# [Video] anhemel's "How To Blind Solve A Rubik's Cube" (Scramble Reversing)



## Lucas Garron (May 8, 2008)

First, a YouTube user named anhemel invited me to this. That was already pathetic enough.
This video on "ALL Rubik's Cube Tricks & Algorithms" was bad enough.

Then, I was eager to watch his (I'm assuming he's male, though he never talks) 3:11 BLD tutorial.

Try not to cry as you watch the following:





I have seen some despicable cubing videos (I have compiled a woefully incomplete list of over 100 of them), but this is the worst example of the degeneration we're encountering.
It's not that this user in particular made this video, but cubing is suffering from all sorts of clueless newcomers who present things that collectively are becoming injurious to the cubing community.

Discourse in this forum and twistypuzzles.com has gone awry through these people, and the people they perhaps draw in with false ideas and expectations (and perhaps some lack of maturity).

Is there anything we can even do about this?
I myself have refrained from video tutorials, but the people who are filling the requests for, say, 4x4x4 BLD video tutorials (and there also has to be some terrible 8-minute ZB explanatory vid coming soon...) are doing a lot of harm, I think.
Can we do anything to stop things like this, but somehow not get into arguments, or discourage people from helping others?

I don't know what to do about this when it comes up, but this particular viedo led me to think that we should have a little discussion about this, to resolve what we can through cooperation. 
Does anyone have any good ideas?


----------



## shelley (May 9, 2008)

Nothing we can do, really.
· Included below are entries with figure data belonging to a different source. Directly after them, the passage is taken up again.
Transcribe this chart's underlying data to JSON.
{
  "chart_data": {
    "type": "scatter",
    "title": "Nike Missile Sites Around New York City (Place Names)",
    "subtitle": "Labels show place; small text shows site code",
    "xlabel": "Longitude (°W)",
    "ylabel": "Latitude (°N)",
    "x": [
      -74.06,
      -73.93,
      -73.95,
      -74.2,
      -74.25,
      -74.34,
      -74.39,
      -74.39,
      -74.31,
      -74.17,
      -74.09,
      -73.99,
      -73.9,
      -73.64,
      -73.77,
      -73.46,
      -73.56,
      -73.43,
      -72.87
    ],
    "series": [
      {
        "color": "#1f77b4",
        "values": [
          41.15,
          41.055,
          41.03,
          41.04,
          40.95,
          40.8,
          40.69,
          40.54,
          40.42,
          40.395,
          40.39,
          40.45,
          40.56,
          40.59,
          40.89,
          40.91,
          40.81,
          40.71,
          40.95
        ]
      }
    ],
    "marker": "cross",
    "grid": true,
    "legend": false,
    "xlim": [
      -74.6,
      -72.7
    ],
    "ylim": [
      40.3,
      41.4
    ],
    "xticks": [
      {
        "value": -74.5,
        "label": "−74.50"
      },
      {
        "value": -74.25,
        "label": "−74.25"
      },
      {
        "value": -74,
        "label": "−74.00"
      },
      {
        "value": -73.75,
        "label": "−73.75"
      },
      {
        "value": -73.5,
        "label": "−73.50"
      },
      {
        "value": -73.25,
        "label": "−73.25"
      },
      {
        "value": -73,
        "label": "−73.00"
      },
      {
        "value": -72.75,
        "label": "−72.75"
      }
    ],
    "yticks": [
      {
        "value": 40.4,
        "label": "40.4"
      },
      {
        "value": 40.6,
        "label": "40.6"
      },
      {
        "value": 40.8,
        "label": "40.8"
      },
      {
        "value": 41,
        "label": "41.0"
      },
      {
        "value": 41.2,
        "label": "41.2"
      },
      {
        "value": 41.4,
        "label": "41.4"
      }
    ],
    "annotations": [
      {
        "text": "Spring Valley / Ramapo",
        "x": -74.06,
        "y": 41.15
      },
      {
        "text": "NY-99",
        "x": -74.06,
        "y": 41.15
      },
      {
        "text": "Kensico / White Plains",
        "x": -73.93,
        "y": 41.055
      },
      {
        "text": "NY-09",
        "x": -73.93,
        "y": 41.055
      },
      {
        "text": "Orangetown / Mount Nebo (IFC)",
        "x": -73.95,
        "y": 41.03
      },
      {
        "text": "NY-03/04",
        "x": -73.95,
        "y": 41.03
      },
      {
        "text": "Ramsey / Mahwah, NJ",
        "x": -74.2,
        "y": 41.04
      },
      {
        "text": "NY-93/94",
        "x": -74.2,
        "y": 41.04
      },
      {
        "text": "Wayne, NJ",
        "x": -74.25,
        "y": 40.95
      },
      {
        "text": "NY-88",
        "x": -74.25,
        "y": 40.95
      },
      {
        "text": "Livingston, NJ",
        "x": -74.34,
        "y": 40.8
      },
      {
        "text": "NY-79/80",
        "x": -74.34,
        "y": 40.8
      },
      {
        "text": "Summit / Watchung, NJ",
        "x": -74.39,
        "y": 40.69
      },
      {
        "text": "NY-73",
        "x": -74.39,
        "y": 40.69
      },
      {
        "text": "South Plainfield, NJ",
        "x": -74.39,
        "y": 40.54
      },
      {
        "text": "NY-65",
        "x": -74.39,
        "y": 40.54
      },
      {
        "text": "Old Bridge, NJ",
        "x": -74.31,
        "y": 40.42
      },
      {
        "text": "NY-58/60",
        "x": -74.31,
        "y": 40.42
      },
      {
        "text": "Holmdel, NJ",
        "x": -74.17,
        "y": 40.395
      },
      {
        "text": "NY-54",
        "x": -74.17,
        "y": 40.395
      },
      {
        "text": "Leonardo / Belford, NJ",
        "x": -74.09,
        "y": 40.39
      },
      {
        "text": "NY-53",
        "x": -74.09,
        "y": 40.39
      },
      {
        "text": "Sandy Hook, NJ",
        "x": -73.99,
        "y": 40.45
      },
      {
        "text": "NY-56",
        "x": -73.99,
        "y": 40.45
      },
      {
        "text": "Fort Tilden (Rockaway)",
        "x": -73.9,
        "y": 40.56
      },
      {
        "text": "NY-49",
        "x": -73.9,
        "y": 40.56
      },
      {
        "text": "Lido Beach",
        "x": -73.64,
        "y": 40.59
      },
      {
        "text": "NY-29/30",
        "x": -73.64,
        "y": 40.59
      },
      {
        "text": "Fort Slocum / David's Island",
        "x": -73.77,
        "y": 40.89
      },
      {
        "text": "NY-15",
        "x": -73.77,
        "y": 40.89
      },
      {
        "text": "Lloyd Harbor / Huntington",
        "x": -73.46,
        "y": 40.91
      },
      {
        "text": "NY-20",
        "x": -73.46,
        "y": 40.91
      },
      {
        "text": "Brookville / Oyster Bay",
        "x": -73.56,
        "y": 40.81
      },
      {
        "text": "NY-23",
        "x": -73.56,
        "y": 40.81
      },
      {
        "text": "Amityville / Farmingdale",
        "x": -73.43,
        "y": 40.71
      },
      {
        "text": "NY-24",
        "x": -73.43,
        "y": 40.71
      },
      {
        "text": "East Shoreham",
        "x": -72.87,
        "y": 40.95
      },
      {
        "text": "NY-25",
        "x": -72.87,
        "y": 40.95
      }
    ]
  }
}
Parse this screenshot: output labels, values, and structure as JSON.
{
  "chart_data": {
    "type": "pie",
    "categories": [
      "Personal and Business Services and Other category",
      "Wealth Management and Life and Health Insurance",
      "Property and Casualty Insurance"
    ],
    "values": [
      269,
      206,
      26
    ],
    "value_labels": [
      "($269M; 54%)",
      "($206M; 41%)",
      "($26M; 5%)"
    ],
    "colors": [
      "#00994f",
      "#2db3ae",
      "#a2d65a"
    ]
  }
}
Just leave lots of nasty comments and give it bad ratings so other people will know better.


----------



## fanwuq (May 9, 2008)

I did that and now that person wants to add me as a friend on youtube. What a weird person.

EDIT: Now he removed the video. I guess he realized his mistake.


----------



## Dene (May 9, 2008)

Oh no I can't see it, what happened?

As for his "tricks" video, why does he say "Alright guys" at the beginning of each segment? Why does he not do R2 (or whatever)? Why is he so slow, yet only puts the algorithm up for a short amount of time?


----------



## Simboubou (May 9, 2008)

He said that [R'F]*3 is an algorithme because if you do it enough times, you'll go back to where you start...
Ok, let's find a sequence that is NOT an algorithm...


----------